Le propre d’une habitude, c’est qu’elle devient familière. Petit à petit, ce cabinet est devenu mon cocon. C’était cet espace rassurant, dont je connaissais chaque détail du mur en face de moi. C’était ces moulures pas vraiment régulières, cet halogène qui penchait un peu, ces volets qui n’était jamais ouverts complètement, ce tableau avec ses poivrons rouges. 

A chaque séance, le rituel était le même. C’était ce retard à la durée variable. Certains auraient trouvé ça agaçant. Pour moi, c’était cette petite soupape pour me couper de la vie du dehors et me remettre dans mon cocon. J’avais le temps de m’asseoir dans le couloir, de poser mon sac sur la chaise d’à côté, de lire quelques pages ou de parcourir mon téléphone. C’était comme un sas de décompression. C’était comme l’échauffement d’un sportif. Il raccompagnait le patient précédent, me disait « Bonjour Madame Et dans mes mots »avec son sourire un peu timide. Avec le temps, on est devenu un peu plus proches, alors il me disait « Bonjour Azylis ». Et puis il poursuivait toujours avec « Je vous demande quelques instants ». Il rerentrait dans le bureau en laissant la porte ouverte, allait boire un peu d’eau et ouvrir mon dossier sur son ordinateur. 

Et c’est là qu’on commençait. A chaque fois il commençait invariablement par « Alors on s’était vu il y a… On avait parlé de…. Je voulais savoir comme vous vous sentiez, est ce qu’il s’est passé quelque chose? ». A chaque début de séance, il me donnait les rênes. C’était à moi de décider si on poursuivait sur notre route ou si j’avais besoin/envie de parler d’autre chose. Cet espace de parole était le mien et j’en faisais ce que je voulais.
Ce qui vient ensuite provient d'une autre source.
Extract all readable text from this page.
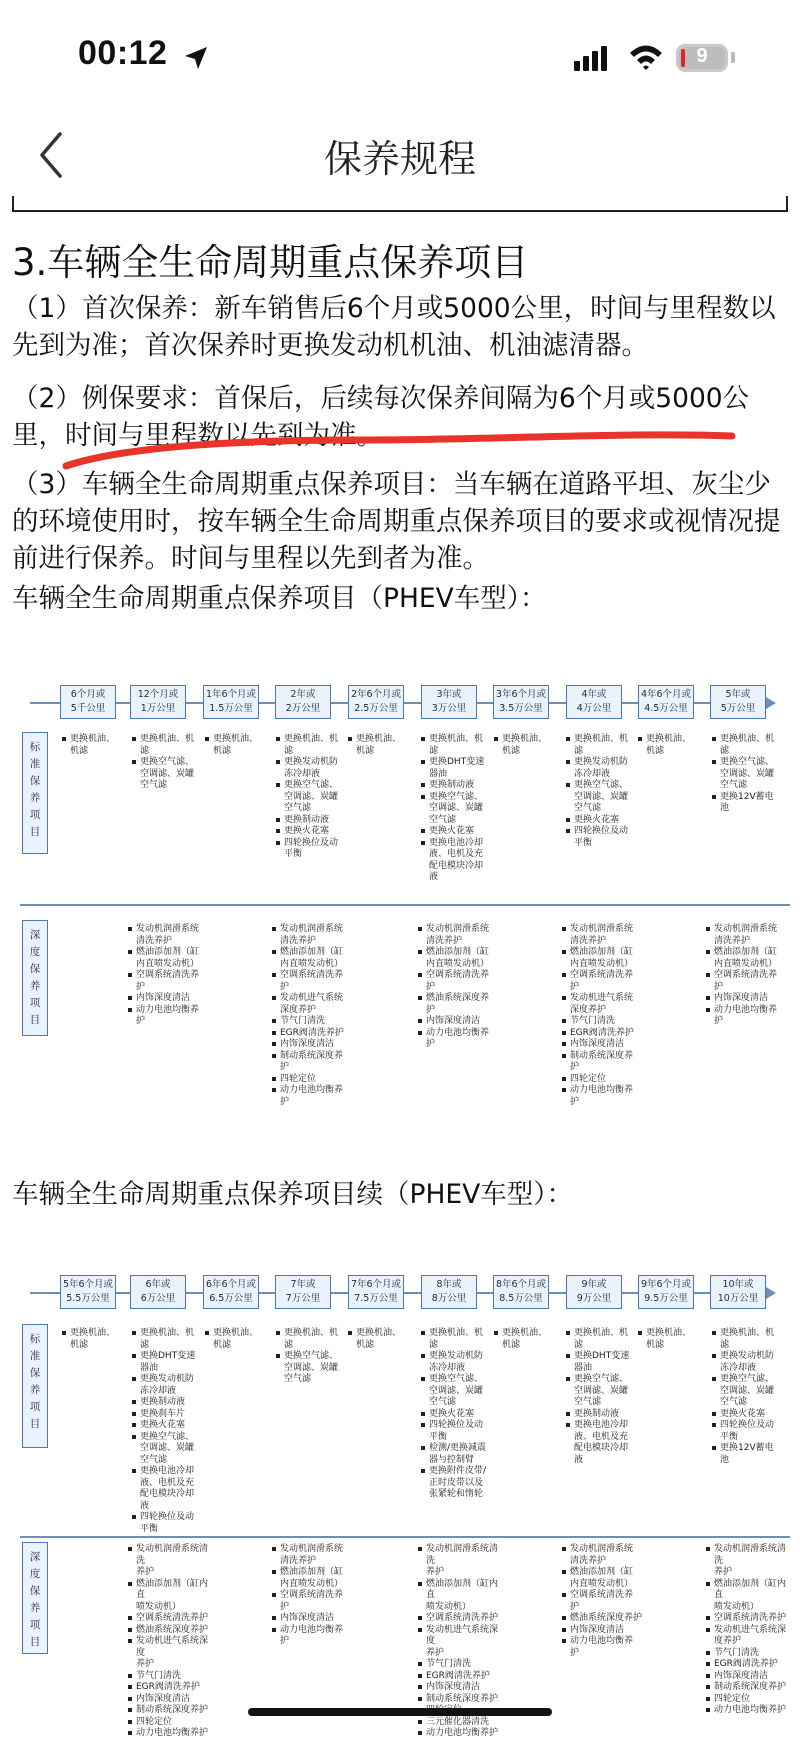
00:12	9
保养规程
3.车辆全生命周期重点保养项目
（1）首次保养：新车销售后6个月或5000公里，时间与里程数以先到为准；首次保养时更换发动机机油、机油滤清器。
（2）例保要求：首保后，后续每次保养间隔为6个月或5000公里，时间与里程数以先到为准。
（3）车辆全生命周期重点保养项目：当车辆在道路平坦、灰尘少的环境使用时，按车辆全生命周期重点保养项目的要求或视情况提前进行保养。时间与里程以先到者为准。
车辆全生命周期重点保养项目（PHEV车型）：
6个月或
5千公里
12个月或
1万公里
1年6个月或
1.5万公里
2年或
2万公里
2年6个月或
2.5万公里
3年或
3万公里
3年6个月或
3.5万公里
4年或
4万公里
4年6个月或
4.5万公里
5年或
5万公里
标
准
保
养
项
目
深
度
保
养
项
目
更换机油、
机滤
更换机油、机
滤
更换空气滤、
空调滤、炭罐
空气滤
更换机油、
机滤
更换机油、机
滤
更换发动机防
冻冷却液
更换空气滤、
空调滤、炭罐
空气滤
更换制动液
更换火花塞
四轮换位及动
平衡
更换机油、
机滤
更换机油、机
滤
更换DHT变速
器油
更换制动液
更换空气滤、
空调滤、炭罐
空气滤
更换火花塞
更换电池冷却
液、电机及充
配电模块冷却
液
更换机油、
机滤
更换机油、机
滤
更换发动机防
冻冷却液
更换空气滤、
空调滤、炭罐
空气滤
更换火花塞
四轮换位及动
平衡
更换机油、
机滤
更换机油、机
滤
更换空气滤、
空调滤、炭罐
空气滤
更换12V蓄电
池
发动机润滑系统
清洗养护
燃油添加剂（缸
内直喷发动机）
空调系统清洗养
护
内饰深度清洁
动力电池均衡养
护
发动机润滑系统
清洗养护
燃油添加剂（缸
内直喷发动机）
空调系统清洗养
护
发动机进气系统
深度养护
节气门清洗
EGR阀清洗养护
内饰深度清洁
制动系统深度养
护
四轮定位
动力电池均衡养
护
发动机润滑系统
清洗养护
燃油添加剂（缸
内直喷发动机）
空调系统清洗养
护
燃油系统深度养
护
内饰深度清洁
动力电池均衡养
护
发动机润滑系统
清洗养护
燃油添加剂（缸
内直喷发动机）
空调系统清洗养
护
发动机进气系统
深度养护
节气门清洗
EGR阀清洗养护
内饰深度清洁
制动系统深度养
护
四轮定位
动力电池均衡养
护
发动机润滑系统
清洗养护
燃油添加剂（缸
内直喷发动机）
空调系统清洗养
护
内饰深度清洁
动力电池均衡养
护
车辆全生命周期重点保养项目续（PHEV车型）：
5年6个月或
5.5万公里
6年或
6万公里
6年6个月或
6.5万公里
7年或
7万公里
7年6个月或
7.5万公里
8年或
8万公里
8年6个月或
8.5万公里
9年或
9万公里
9年6个月或
9.5万公里
10年或
10万公里
标
准
保
养
项
目
深
度
保
养
项
目
更换机油、
机滤
更换机油、机
滤
更换DHT变速
器油
更换发动机防
冻冷却液
更换制动液
更换刹车片
更换火花塞
更换空气滤、
空调滤、炭罐
空气滤
更换电池冷却
液、电机及充
配电模块冷却
液
四轮换位及动
平衡
更换机油、
机滤
更换机油、机
滤
更换空气滤、
空调滤、炭罐
空气滤
更换机油、
机滤
更换机油、机
滤
更换发动机防
冻冷却液
更换空气滤、
空调滤、炭罐
空气滤
更换火花塞
四轮换位及动
平衡
检测/更换减震
器与控制臂
更换附件皮带/
正时皮带以及
张紧轮和惰轮
更换机油、
机滤
更换机油、机
滤
更换DHT变速
器油
更换空气滤、
空调滤、炭罐
空气滤
更换制动液
更换电池冷却
液、电机及充
配电模块冷却
液
更换机油、
机滤
更换机油、机
滤
更换发动机防
冻冷却液
更换空气滤、
空调滤、炭罐
空气滤
更换火花塞
四轮换位及动
平衡
更换12V蓄电
池
发动机润滑系统清洗
养护
燃油添加剂（缸内直
喷发动机）
空调系统清洗养护
燃油系统深度养护
发动机进气系统深度
养护
节气门清洗
EGR阀清洗养护
内饰深度清洁
制动系统深度养护
四轮定位
动力电池均衡养护
发动机润滑系统
清洗养护
燃油添加剂（缸
内直喷发动机）
空调系统清洗养
护
内饰深度清洁
动力电池均衡养
护
发动机润滑系统清洗
养护
燃油添加剂（缸内直
喷发动机）
空调系统清洗养护
发动机进气系统深度
养护
节气门清洗
EGR阀清洗养护
内饰深度清洁
制动系统深度养护
三元催化器清洗
动力电池均衡养护
发动机润滑系统
清洗养护
燃油添加剂（缸
内直喷发动机）
空调系统清洗养
护
燃油系统深度养护
内饰深度清洁
动力电池均衡养
护
发动机润滑系统清洗
养护
燃油添加剂（缸内直
喷发动机）
空调系统清洗养护
发动机进气系统深
度养护
节气门清洗
EGR阀清洗养护
内饰深度清洁
制动系统深度养护
四轮定位
动力电池均衡养护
C’est difficile d’expliquer combien il est réconfortant de nos jours, de voir quelqu’un en face de vous qui vous regarde bien en face et qui vous dit « je vous écoute ». Toute sa personne était tournée vers moi, dédiée à mon bien-être, pour me prendre par la main et m’aider à avancer. 

 

 

Arriver au but

Et puis il y a quelques semaines, je suis sortie une dernière fois. On était arrivé au bout de la route. Une dernière fois, j’ai passé la porte dans l’autre sens. J’ai ouvert la porte de l’immeuble, j’ai marché quelques pas et j’ai regardé la Tour Eiffel. Elle est un peu comme un phare dans la nuit, elle était ce repère associé à mon cocon. Je l’ai vue par tous les temps, à toutes les saisons. Certains jours, elles s’est illuminée à ma sortie. Souvent, ces soirs-là, je sortais avec le sourire. Quelques minutes avant, il me disait, selon le rituel, « on va s’arrêter là pour aujourd’hui ». Souvent j’étais frustrée de devoir cesser. Mais souvent aussi, je réalisais que je me sentais mieux qu’en arrivant.
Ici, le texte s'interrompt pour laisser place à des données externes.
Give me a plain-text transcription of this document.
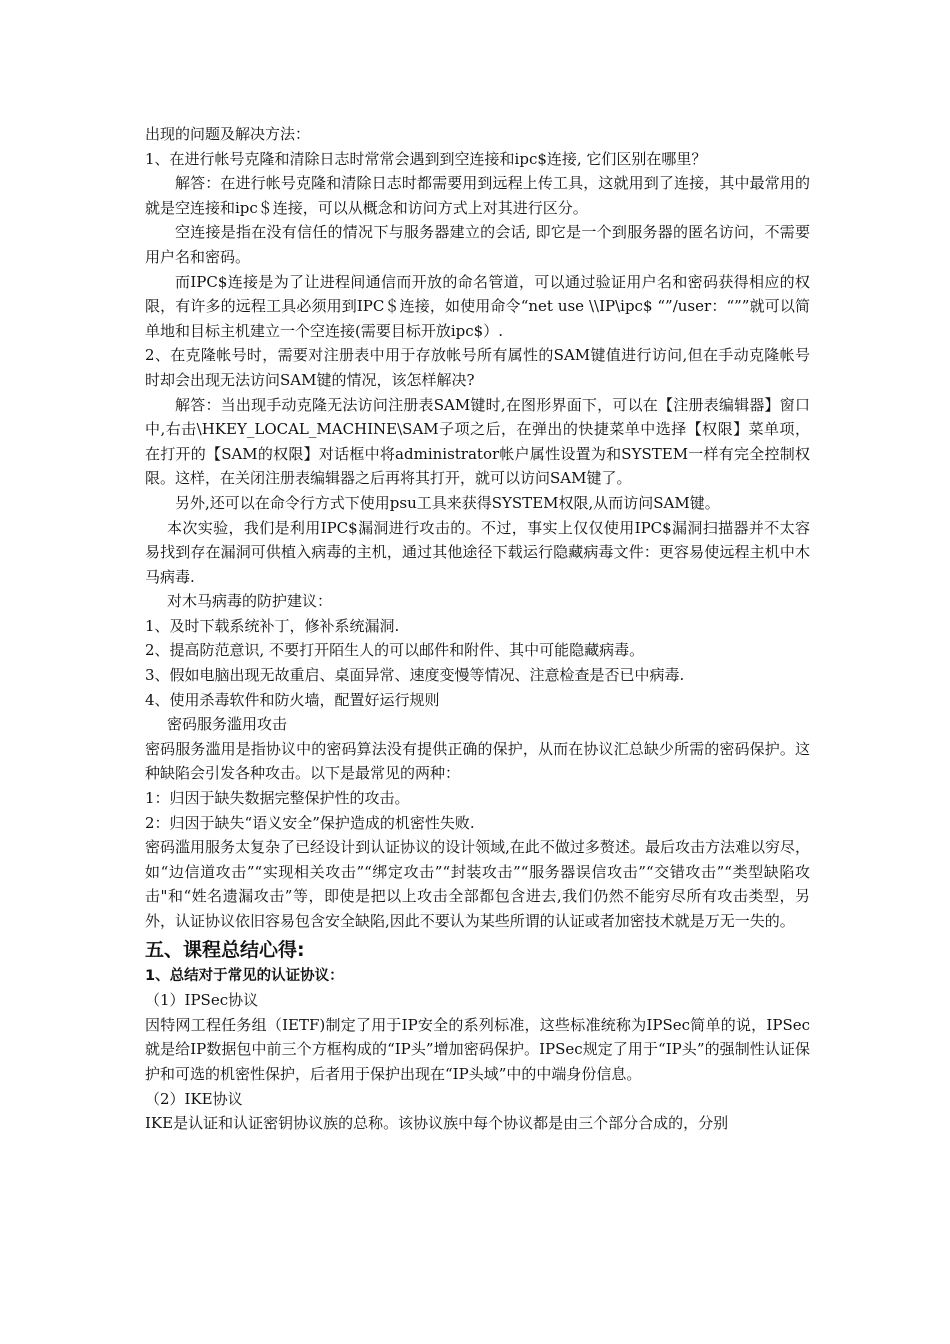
出现的问题及解决方法：

1、在进行帐号克隆和清除日志时常常会遇到到空连接和ipc$连接, 它们区别在哪里？

解答：在进行帐号克隆和清除日志时都需要用到远程上传工具，这就用到了连接，其中最常用的就是空连接和ipc＄连接，可以从概念和访问方式上对其进行区分。

空连接是指在没有信任的情况下与服务器建立的会话, 即它是一个到服务器的匿名访问，不需要用户名和密码。

而IPC$连接是为了让进程间通信而开放的命名管道，可以通过验证用户名和密码获得相应的权限，有许多的远程工具必须用到IPC＄连接，如使用命令“net use \\IP\ipc$ “”/user：“””就可以简单地和目标主机建立一个空连接(需要目标开放ipc$）.

2、在克隆帐号时，需要对注册表中用于存放帐号所有属性的SAM键值进行访问,但在手动克隆帐号时却会出现无法访问SAM键的情况，该怎样解决?

解答：当出现手动克隆无法访问注册表SAM键时,在图形界面下，可以在【注册表编辑器】窗口中,右击\HKEY_LOCAL_MACHINE\SAM子项之后，在弹出的快捷菜单中选择【权限】菜单项，在打开的【SAM的权限】对话框中将administrator帐户属性设置为和SYSTEM一样有完全控制权限。这样，在关闭注册表编辑器之后再将其打开，就可以访问SAM键了。

另外,还可以在命令行方式下使用psu工具来获得SYSTEM权限,从而访问SAM键。

本次实验，我们是利用IPC$漏洞进行攻击的。不过，事实上仅仅使用IPC$漏洞扫描器并不太容易找到存在漏洞可供植入病毒的主机，通过其他途径下载运行隐藏病毒文件：更容易使远程主机中木马病毒.

对木马病毒的防护建议：

1、及时下载系统补丁，修补系统漏洞.

2、提高防范意识, 不要打开陌生人的可以邮件和附件、其中可能隐藏病毒。

3、假如电脑出现无故重启、桌面异常、速度变慢等情况、注意检查是否已中病毒.

4、使用杀毒软件和防火墙，配置好运行规则

密码服务滥用攻击

密码服务滥用是指协议中的密码算法没有提供正确的保护，从而在协议汇总缺少所需的密码保护。这种缺陷会引发各种攻击。以下是最常见的两种：

1：归因于缺失数据完整保护性的攻击。

2：归因于缺失“语义安全”保护造成的机密性失败.

密码滥用服务太复杂了已经设计到认证协议的设计领域,在此不做过多赘述。最后攻击方法难以穷尽，如“边信道攻击”“实现相关攻击”“绑定攻击”“封装攻击”“服务器误信攻击”“交错攻击”“类型缺陷攻击"和“姓名遗漏攻击”等，即使是把以上攻击全部都包含进去,我们仍然不能穷尽所有攻击类型，另外，认证协议依旧容易包含安全缺陷,因此不要认为某些所谓的认证或者加密技术就是万无一失的。

五、课程总结心得:

1、总结对于常见的认证协议：

（1）IPSec协议

因特网工程任务组（IETF)制定了用于IP安全的系列标准，这些标准统称为IPSec简单的说，IPSec就是给IP数据包中前三个方框构成的“IP头”增加密码保护。IPSec规定了用于“IP头”的强制性认证保护和可选的机密性保护，后者用于保护出现在“IP头域”中的中端身份信息。

（2）IKE协议

IKE是认证和认证密钥协议族的总称。该协议族中每个协议都是由三个部分合成的，分别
Alors ce jour là, quand je suis sortie une dernière fois, en sachant que je ne reviendrai pas, c’était un peu bizarre. En parlant de fin dans le cabinet, j’avais une boule dans la gorge. Un peu beaucoup d’émotion de me dire qu’on était en train d’écrire les derniers mots de ce chapitre de ma vie. C’était curieux et un peu effrayant de me dire que j’allais désormais marcher toute seule, sans lui à mes côtés. Oh, il m’a bien dit qu’il restait présent pour moi, que je pouvais lui écrire, qu’on pouvait s’appeler si j’en avais le besoin. Mais je crois que ce serait trop différent et ce ne serait pas mon cocon. 
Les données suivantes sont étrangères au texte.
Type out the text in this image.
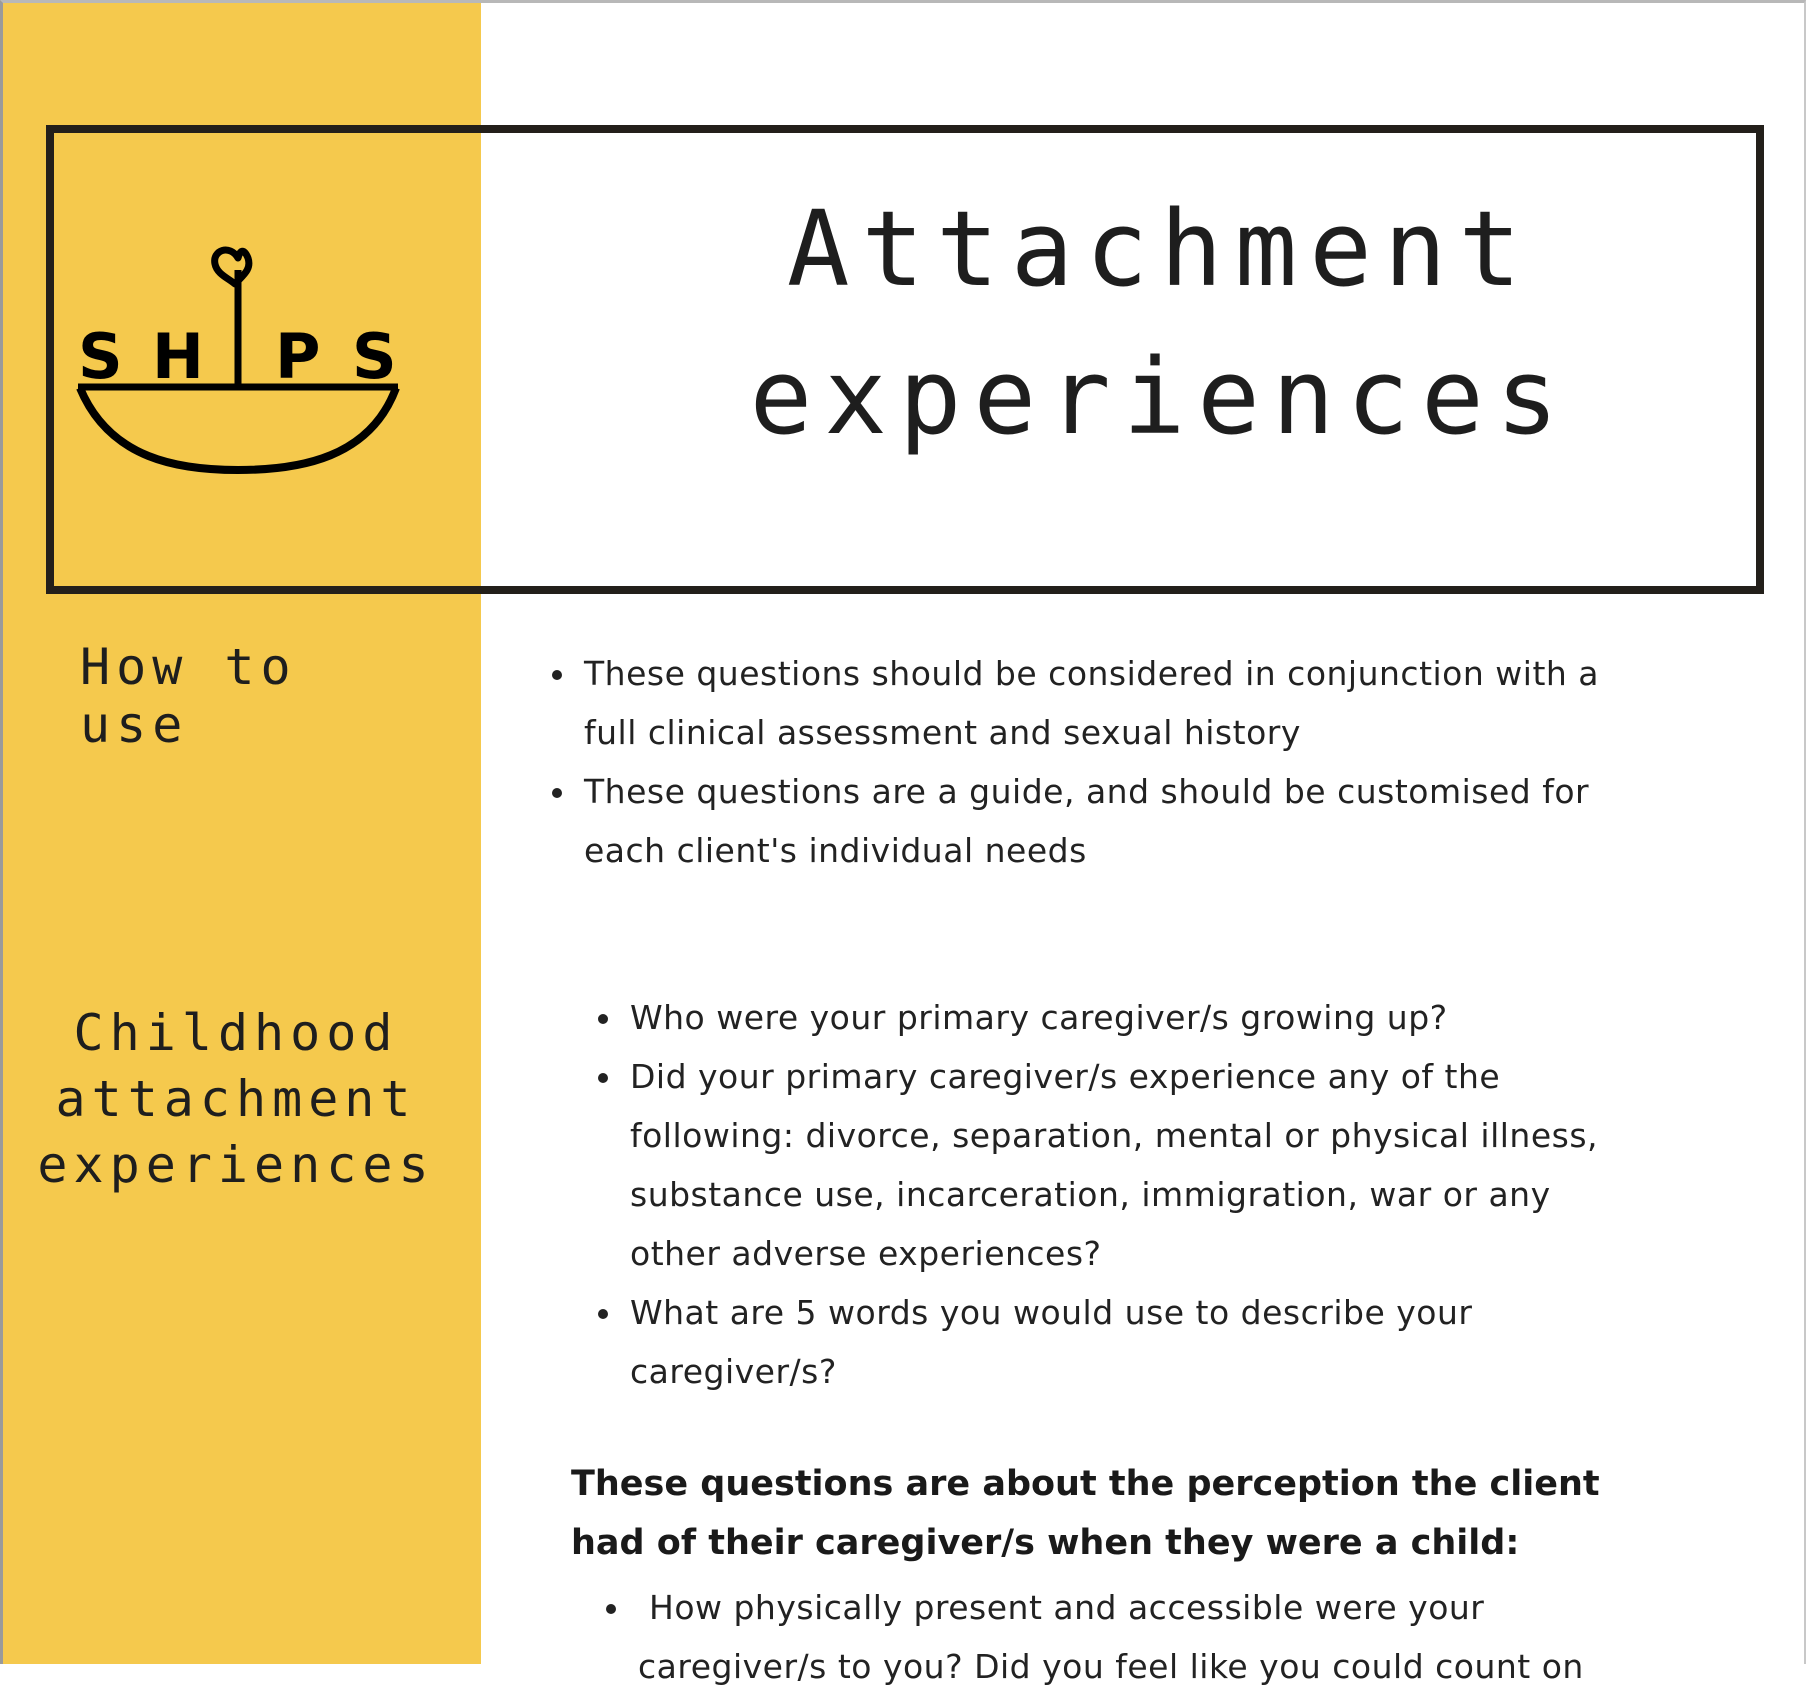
S H P S
Attachment
experiences
How to use
These questions should be considered in conjunction with a full clinical assessment and sexual history
These questions are a guide, and should be customised for each client's individual needs
Childhood
attachment
experiences
Who were your primary caregiver/s growing up?
Did your primary caregiver/s experience any of the following: divorce, separation, mental or physical illness, substance use, incarceration, immigration, war or any other adverse experiences?
What are 5 words you would use to describe your caregiver/s?
These questions are about the perception the client had of their caregiver/s when they were a child:
How physically present and accessible were your caregiver/s to you? Did you feel like you could count on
Alors voilà. Après presque deux ans de rendez-vous hebdomadaires, bi-mensuels ou mensuels selon les périodes, la thérapie s’est achevée. Après avoir décortiqué mon trouble panique, ma relation avec ma mère, mes amitiés qui m’ont fait tant souffrir, après avoir traversé un burn out et avoir fait la paix avec moi-même, c’est fini. Notre départ pour Toulouse a fait que la thérapie s’est terminé. Mais je crois bien qu’il était temps.

 

 

Merci Monsieur le copilote !

En écrivant cet article (avec un petit truc dans la gorge et les yeux qui picotent un peu, soyons honnêtes), c’est à lui que je pense. Merci à vous, pour votre sourire, vos encouragements, votre compréhension si fine de ce que je pouvais ressentir. Merci d’avoir su me guider pour sortir de tout ça. Et surtout, merci de m’avoir si bien équipée pour la suite. 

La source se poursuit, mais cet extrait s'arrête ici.